Certes, ces récentes annonces cochent les cases d’une réforme souhaitée par les étudiants comme par les représentants des titulaires. Mais en dépit de ces avancées positives en adéquation avec la base de la réforme, beaucoup de zones d’ombre méritent encore d’être éclaircies. À mi-chemin entre satisfaction et circonspection, Philippe Denry observe « nous avançons étage par étage. À condition toutefois que la prochaine étape ne prenne pas à nouveau sept ans ! »

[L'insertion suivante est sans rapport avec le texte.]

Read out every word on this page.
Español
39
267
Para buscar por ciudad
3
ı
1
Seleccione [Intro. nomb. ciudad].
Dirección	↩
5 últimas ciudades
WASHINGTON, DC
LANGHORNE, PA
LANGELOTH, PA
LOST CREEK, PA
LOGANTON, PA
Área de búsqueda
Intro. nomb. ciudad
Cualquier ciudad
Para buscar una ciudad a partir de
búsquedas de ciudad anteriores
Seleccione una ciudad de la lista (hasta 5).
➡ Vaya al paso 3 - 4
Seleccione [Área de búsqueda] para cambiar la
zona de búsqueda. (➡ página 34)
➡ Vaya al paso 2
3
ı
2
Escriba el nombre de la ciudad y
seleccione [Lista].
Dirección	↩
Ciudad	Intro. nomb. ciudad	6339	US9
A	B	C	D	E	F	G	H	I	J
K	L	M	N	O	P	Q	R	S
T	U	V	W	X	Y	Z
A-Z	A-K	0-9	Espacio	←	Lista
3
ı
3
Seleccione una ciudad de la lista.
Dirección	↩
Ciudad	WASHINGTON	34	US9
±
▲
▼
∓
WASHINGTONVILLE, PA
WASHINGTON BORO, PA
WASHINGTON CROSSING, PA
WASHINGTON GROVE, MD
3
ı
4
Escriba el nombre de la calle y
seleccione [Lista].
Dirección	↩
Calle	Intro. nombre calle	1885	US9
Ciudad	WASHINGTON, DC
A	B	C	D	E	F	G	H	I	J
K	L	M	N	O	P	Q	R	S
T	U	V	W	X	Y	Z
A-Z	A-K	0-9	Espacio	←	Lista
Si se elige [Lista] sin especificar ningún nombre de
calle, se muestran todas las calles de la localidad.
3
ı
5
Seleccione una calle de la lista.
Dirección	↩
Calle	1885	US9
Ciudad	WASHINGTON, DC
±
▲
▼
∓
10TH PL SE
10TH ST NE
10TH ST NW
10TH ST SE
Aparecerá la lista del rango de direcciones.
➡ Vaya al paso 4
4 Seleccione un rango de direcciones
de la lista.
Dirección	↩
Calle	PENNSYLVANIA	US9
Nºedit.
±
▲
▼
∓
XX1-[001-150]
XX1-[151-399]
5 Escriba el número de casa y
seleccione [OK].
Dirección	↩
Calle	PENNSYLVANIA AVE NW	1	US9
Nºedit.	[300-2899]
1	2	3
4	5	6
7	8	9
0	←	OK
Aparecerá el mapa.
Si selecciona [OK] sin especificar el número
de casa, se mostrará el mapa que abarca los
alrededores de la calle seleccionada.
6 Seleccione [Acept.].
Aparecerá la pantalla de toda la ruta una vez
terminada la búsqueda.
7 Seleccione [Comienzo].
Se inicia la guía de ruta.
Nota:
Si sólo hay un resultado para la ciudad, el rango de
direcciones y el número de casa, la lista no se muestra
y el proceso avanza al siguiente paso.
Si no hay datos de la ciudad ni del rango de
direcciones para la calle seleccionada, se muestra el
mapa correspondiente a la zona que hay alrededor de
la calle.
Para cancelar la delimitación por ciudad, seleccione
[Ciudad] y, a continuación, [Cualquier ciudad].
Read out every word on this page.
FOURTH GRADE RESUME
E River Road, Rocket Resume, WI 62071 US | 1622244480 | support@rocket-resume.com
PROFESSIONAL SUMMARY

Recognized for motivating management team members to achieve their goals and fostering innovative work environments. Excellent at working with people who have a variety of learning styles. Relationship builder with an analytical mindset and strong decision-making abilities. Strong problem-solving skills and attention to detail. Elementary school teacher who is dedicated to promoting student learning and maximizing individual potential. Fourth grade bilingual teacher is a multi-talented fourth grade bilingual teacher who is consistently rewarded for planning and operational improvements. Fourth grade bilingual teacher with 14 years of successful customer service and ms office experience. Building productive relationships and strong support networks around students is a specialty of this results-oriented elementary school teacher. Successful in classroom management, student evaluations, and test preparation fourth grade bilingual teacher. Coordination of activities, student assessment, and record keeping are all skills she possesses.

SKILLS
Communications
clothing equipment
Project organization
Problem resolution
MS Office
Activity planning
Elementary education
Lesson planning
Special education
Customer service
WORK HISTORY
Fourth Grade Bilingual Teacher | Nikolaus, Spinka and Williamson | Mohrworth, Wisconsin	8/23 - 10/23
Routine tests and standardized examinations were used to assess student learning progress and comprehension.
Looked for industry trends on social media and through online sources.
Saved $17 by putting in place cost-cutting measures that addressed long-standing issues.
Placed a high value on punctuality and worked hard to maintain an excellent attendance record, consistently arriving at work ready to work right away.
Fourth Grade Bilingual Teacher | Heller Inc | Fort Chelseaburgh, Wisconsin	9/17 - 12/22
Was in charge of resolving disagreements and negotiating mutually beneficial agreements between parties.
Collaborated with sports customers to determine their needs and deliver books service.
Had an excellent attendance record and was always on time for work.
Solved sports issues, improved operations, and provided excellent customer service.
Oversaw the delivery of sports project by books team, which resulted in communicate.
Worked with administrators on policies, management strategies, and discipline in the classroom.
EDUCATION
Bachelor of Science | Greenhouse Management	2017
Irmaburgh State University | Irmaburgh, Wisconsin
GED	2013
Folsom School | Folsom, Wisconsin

Pourtant les espoirs de la profession, nés en tout début de semaine dernière, ont été vite douchés. Sonia Jouve, membre du bureau de l’Union des syndicats de pharmaciens d’officine (USPO) ne cache pas son amertume. « Le rendez-vous que nous avions le mardi 13 juin avec les ministères a été annulé la veille et reporté dans quatre semaines, au cœur du mois de juillet », relate-t-elle, ajoutant qu’un courrier commun aux représentants de la profession appuyait la position des étudiants. Des étudiants qu’elle incite à demander immédiatement une entrevue aux ministères concernés. « Ils ont tout notre soutien ! »
* Se décomposant comme suit : 1 200 euros d'indemnité de base mensuelle, 435 euros bruts de prime mensuelle de sujétion, 80 euros de prime non nourri/non logé et 130 euros d'indemnité de transport (moyennes).